Pensamos que, para cambiar la sociedad, para ser y hacer felices a los demás, se necesitan grandes medios, mucho dinero y poder; esto es un gran engaño
Estoy pasando unos días en el Santuario de Torreciudad, un lugar excepcional donde se conjugan a la perfección naturaleza, espiritualidad, silencio y descanso. A la entrada del comedor me he encontrado con unos frascos preparados para hidratarse, con diseño propio. La leyenda que invita a usarlos va precedida por esta frase: "Los grandes cambios están hechos de pequeños gestos". En este lugar cambió mi vida hace 44 años, por la imposición de manos del Cardenal Roger Etchegaray. Ese pequeño gesto me hizo sacerdote del Señor.
Pensamos que, para cambiar la sociedad, para arreglar tantos entuertos como hay, para ser y hacer felices a los demás, se necesitan grandes medios, mucho dinero y poder. Esto es un gran engaño. No son los poderosos, los gobernantes, ni las grandes instituciones internacionales quienes tienen en sus manos la marcha del mundo. Paseando por las poblaciones afectadas por la Dana, en la mía, encontré varias pintadas: "El pueblo salva al pueblo"; "Gracias, voluntarios". Uno de los mayores consuelos que tuvieron los miles de damnificados fue la pronta y generosa respuesta de los jóvenes. Otras ayudas prometidas siguen esperando.
Un buen ejemplo, un pequeño gesto, una sonrisa, un detalle, pueden cambiar mucho, hacer un gran bien. Nos pueden paralizar las dificultades, el mal ambiente, nuestras miserias –en ocasiones rastreras–. La presencia del mal, su fealdad y hedor, asusta, da miedo: atrofia, estorba, inmoviliza. En muchas ocasiones, su presencia lo llena todo, como una gran telaraña que te atrapa a la espera de la mortal picadura del arácnido.
El Evangelio nos presenta la virtud de la humildad: "Al contrario, cuando te inviten, ve a ocupar el último lugar, para que cuando llegue el que te invitó te diga: Amigo, sube más arriba. Entonces quedarás muy honrado ante todos los comensales. Porque todo el que se ensalza será humillado; y el que se humilla será ensalzado".
Esta virtud, bastante olvidada y desfigurada, parece propia de tontos y débiles, y es todo lo contrario: nadie es tan grande y poderoso como el humilde, quien sabe quién es. Dice el Prelado del Opus Dei: "Siempre, pero sobre todo ante situaciones difíciles que podrían llevar al desaliento, procuremos conocer y reconocer la verdad sobre nuestra vida personal. Para esto, como nos recomendaba nuestro Padre, seamos sinceros ante Dios, ante nosotros mismos y ante quienes nos pueden ayudar en nuestra vida espiritual".

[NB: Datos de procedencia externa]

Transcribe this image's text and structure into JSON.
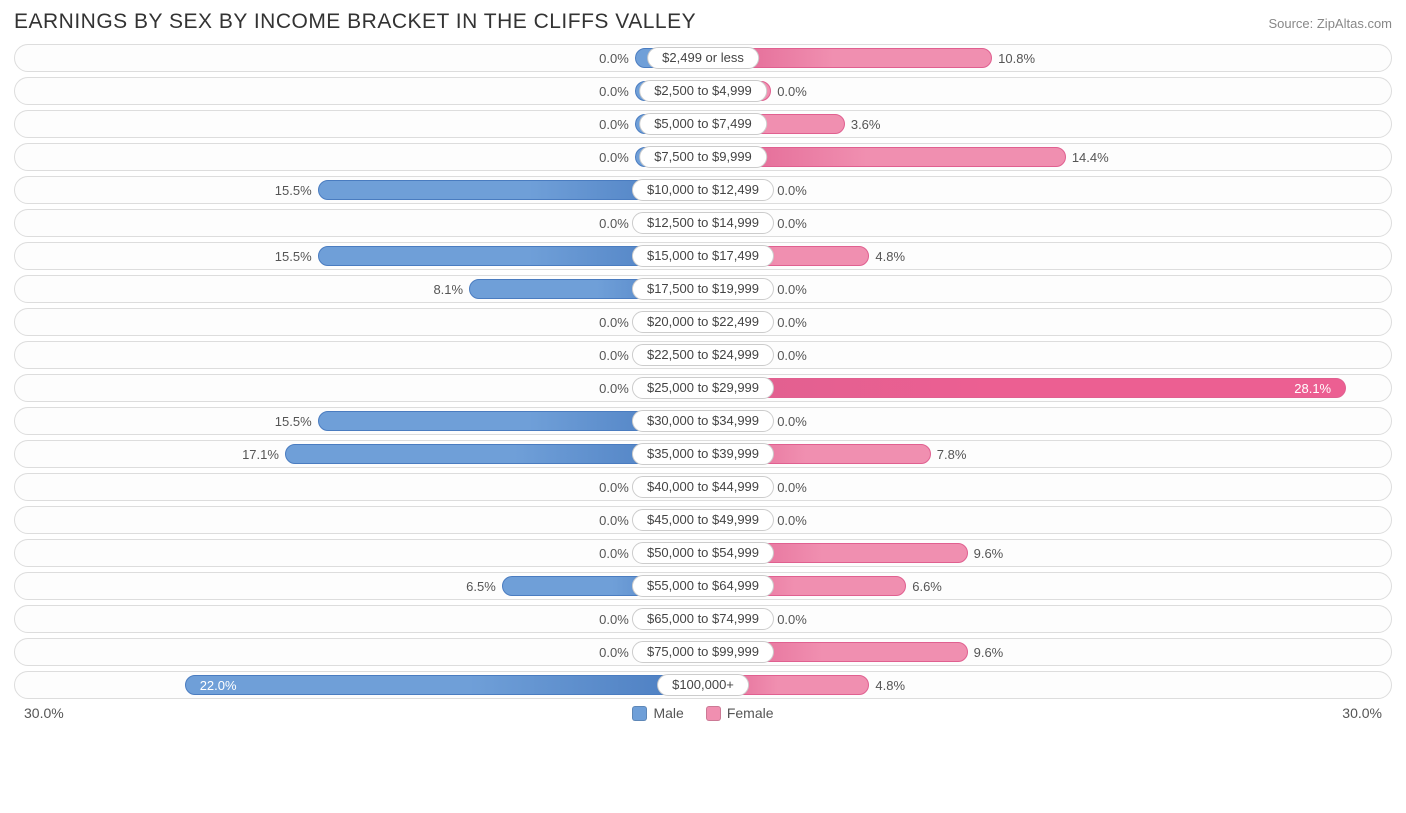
{
  "title": "EARNINGS BY SEX BY INCOME BRACKET IN THE CLIFFS VALLEY",
  "source": "Source: ZipAltas.com",
  "axis_max": 30.0,
  "axis_left_label": "30.0%",
  "axis_right_label": "30.0%",
  "base_bar_pct": 10.0,
  "colors": {
    "male_fill": "#6f9fd8",
    "male_stroke": "#4a7cc0",
    "female_fill": "#f08fb0",
    "female_stroke": "#e06090",
    "female_highlight_fill": "#ec5f92",
    "row_border": "#dddddd",
    "text": "#555555",
    "title_text": "#333333",
    "inside_text": "#ffffff"
  },
  "legend": {
    "male": "Male",
    "female": "Female"
  },
  "rows": [
    {
      "category": "$2,499 or less",
      "male": 0.0,
      "female": 10.8,
      "highlight": false
    },
    {
      "category": "$2,500 to $4,999",
      "male": 0.0,
      "female": 0.0,
      "highlight": false
    },
    {
      "category": "$5,000 to $7,499",
      "male": 0.0,
      "female": 3.6,
      "highlight": false
    },
    {
      "category": "$7,500 to $9,999",
      "male": 0.0,
      "female": 14.4,
      "highlight": false
    },
    {
      "category": "$10,000 to $12,499",
      "male": 15.5,
      "female": 0.0,
      "highlight": false
    },
    {
      "category": "$12,500 to $14,999",
      "male": 0.0,
      "female": 0.0,
      "highlight": false
    },
    {
      "category": "$15,000 to $17,499",
      "male": 15.5,
      "female": 4.8,
      "highlight": false
    },
    {
      "category": "$17,500 to $19,999",
      "male": 8.1,
      "female": 0.0,
      "highlight": false
    },
    {
      "category": "$20,000 to $22,499",
      "male": 0.0,
      "female": 0.0,
      "highlight": false
    },
    {
      "category": "$22,500 to $24,999",
      "male": 0.0,
      "female": 0.0,
      "highlight": false
    },
    {
      "category": "$25,000 to $29,999",
      "male": 0.0,
      "female": 28.1,
      "highlight": true
    },
    {
      "category": "$30,000 to $34,999",
      "male": 15.5,
      "female": 0.0,
      "highlight": false
    },
    {
      "category": "$35,000 to $39,999",
      "male": 17.1,
      "female": 7.8,
      "highlight": false
    },
    {
      "category": "$40,000 to $44,999",
      "male": 0.0,
      "female": 0.0,
      "highlight": false
    },
    {
      "category": "$45,000 to $49,999",
      "male": 0.0,
      "female": 0.0,
      "highlight": false
    },
    {
      "category": "$50,000 to $54,999",
      "male": 0.0,
      "female": 9.6,
      "highlight": false
    },
    {
      "category": "$55,000 to $64,999",
      "male": 6.5,
      "female": 6.6,
      "highlight": false
    },
    {
      "category": "$65,000 to $74,999",
      "male": 0.0,
      "female": 0.0,
      "highlight": false
    },
    {
      "category": "$75,000 to $99,999",
      "male": 0.0,
      "female": 9.6,
      "highlight": false
    },
    {
      "category": "$100,000+",
      "male": 22.0,
      "female": 4.8,
      "highlight": false
    }
  ]
}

Este amor a la verdad, esta sinceridad, está unido a la humildad, que es "la virtud que nos ayuda a conocer, simultáneamente, nuestra miseria y nuestra grandeza" (Amigos de Dios, n. 94). Cuando nuestra miseria se nos haga más presente, procuremos considerar también nuestra grandeza: la de ser, en Cristo, hijos de Dios. Entonces será también la humildad –verdad– la que nos lleve a recordar que "si Dios está con nosotros, ¿quién contra nosotros?" (Rm 8, 31).
Es probable que no seamos capaces de protagonizar grandes hazañas, pero nada nos impide llenar nuestra existencia de humildes gestos. Estos compensan con creces nuestras limitaciones. Una nación no es rica por sus muchos recursos naturales, sino por el trabajo sacrificado de sus habitantes, por la solidaridad entre ellos, por el cuidado de los más débiles. Esto la engrandece. El trabajo visto como servicio; el respeto a los otros; la justicia y la verdad; el sabernos hijos de Dios y bajo su cuidado, hacen prosperar una sociedad.
Quien se sabe frágil, se cuida, no se asombra de la debilidad del otro, perdona y pide perdón. No busca figurar: evita el postureo. No son las palabras, sino los hechos lo que cuentan: menos declaraciones de intenciones y más servicio. Menos buscarse a sí mismo y más pensar en los demás. Dar sin buscar recompensa. Recuperar la cultura del esfuerzo.
Nos preocupa la estabilidad familiar, la educación de la juventud, la integración de los inmigrantes sin perder nuestra identidad, la conservación de la naturaleza. La política nos desconcierta. Que esto no nos paralice. Cuidemos las tareas del hogar, la corrección en el trato, los detalles de cariño. Procuremos ser justos, volvamos a familiarizarnos con la verdad y la belleza. Metamos a Dios en nuestras vidas y en la sociedad. Sonriamos. Son pequeños gestos que no pasan desapercibidos. Cambian una vida, un hogar, el mundo.